Klikhijau.com – Pusat Pendidikan Lingkungan Hidup (PPLH) Mangkubumi menilai pemulihan hutan dapat berjalan optimal dengan skema Izin Pemanfaatan Hutan Perhutanan Sosial (IPHPS). “Hutan di Tulungagu...

Petani Harus Jadi Prioritas Mendapatkan Izin Pemanfaatan Hutan Sosial
Bacakan Artikel

Pada akhir tahun 2018, Kelompok Tani (KT) Argo Makmur Lestari Desa Besole berhasil mendapatkan SK IPHPS dengan luas 845 hektar dengan 714 petani.

Sementara itu, KT Wonodadi Lestari Desa Tenggarejo dan KT Sanggar Bersatu Desa Jengglungharjo sampai saat ini belum mendapatkan izin IPHPS sejak pengajuan dua tahun lalu.

Hal tersebut menunjukkan ketidakseriusan Kementerian Lingkungan Hidup dan Kehutanan (KLHK) dalam mengimplementasikan IPHPS.

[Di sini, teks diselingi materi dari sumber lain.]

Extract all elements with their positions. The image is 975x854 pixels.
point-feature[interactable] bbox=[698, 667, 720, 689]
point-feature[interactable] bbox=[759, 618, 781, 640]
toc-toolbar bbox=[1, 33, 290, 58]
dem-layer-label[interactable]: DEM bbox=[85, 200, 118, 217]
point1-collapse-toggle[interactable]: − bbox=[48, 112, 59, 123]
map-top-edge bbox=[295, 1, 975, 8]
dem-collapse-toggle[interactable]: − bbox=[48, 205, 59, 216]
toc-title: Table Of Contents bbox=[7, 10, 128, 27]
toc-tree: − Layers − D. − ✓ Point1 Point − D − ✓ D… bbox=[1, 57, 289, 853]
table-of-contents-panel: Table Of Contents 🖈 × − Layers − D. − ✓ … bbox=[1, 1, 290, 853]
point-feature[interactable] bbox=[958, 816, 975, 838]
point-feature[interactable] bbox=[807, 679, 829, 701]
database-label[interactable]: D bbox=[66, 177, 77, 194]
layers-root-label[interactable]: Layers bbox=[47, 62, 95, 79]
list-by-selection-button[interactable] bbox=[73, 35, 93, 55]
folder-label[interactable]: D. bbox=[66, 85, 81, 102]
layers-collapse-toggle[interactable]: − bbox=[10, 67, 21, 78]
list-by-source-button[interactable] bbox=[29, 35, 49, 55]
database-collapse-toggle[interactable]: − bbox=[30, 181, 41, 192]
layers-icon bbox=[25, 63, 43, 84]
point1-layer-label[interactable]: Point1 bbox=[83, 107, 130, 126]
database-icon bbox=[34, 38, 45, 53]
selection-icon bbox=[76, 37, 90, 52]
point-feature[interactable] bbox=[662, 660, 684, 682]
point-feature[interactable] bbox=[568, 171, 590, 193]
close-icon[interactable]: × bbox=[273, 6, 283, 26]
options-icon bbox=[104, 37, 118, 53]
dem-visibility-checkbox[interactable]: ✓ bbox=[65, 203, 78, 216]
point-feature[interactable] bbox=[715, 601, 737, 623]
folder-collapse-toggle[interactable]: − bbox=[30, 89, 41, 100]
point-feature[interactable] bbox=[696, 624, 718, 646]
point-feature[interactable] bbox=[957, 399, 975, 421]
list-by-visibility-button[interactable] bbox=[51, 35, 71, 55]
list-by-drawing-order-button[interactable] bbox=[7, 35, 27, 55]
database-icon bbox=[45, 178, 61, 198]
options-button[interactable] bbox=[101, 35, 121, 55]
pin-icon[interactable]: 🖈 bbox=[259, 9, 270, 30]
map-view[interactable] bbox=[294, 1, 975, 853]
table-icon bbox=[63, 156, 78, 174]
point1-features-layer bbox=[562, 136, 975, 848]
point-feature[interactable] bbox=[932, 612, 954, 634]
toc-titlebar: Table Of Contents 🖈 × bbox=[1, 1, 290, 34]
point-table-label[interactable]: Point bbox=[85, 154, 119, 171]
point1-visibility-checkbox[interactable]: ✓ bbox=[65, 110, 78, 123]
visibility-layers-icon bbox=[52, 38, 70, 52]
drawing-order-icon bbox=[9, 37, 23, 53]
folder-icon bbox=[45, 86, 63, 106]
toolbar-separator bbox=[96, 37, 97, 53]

“Pemerintahan Jokowi perlu memprioritaskan masyarakat dalam mengelola hutan melalui IPHPS. Bukan malah sebaliknya, memprioritaskan perusahaan tebu di Desa Tenggarejo dan proyek-proyek penghijauan di Desa Jengglungharjo, yang menyebabkan hilangnya akses masyarakat terhadap hutan,” ungkap Munif Rodaim, Juru Kampanye Hutan PPLH Mangkubumi.

Sebagaimana diketahui, dari 568 hektar permohonan IPHPS di Desa Tenggarejo, yang akan dikabulkan untuk menjadi IPHPS hanya 100an hektar karena sebagian besar lahan dikerjasamakan oleh Perum Perhutani dengan PTPN X untuk areal tanaman tebu.

Di Desa Jengglungharjo lebih parah lagi. Dari 900an hektar yang diajukan IPHPS, hanya 70-an hektar yang dikabulkan untuk menjadi IPHPS karena terkendala proyek rehabilitasi hutan dan lahan.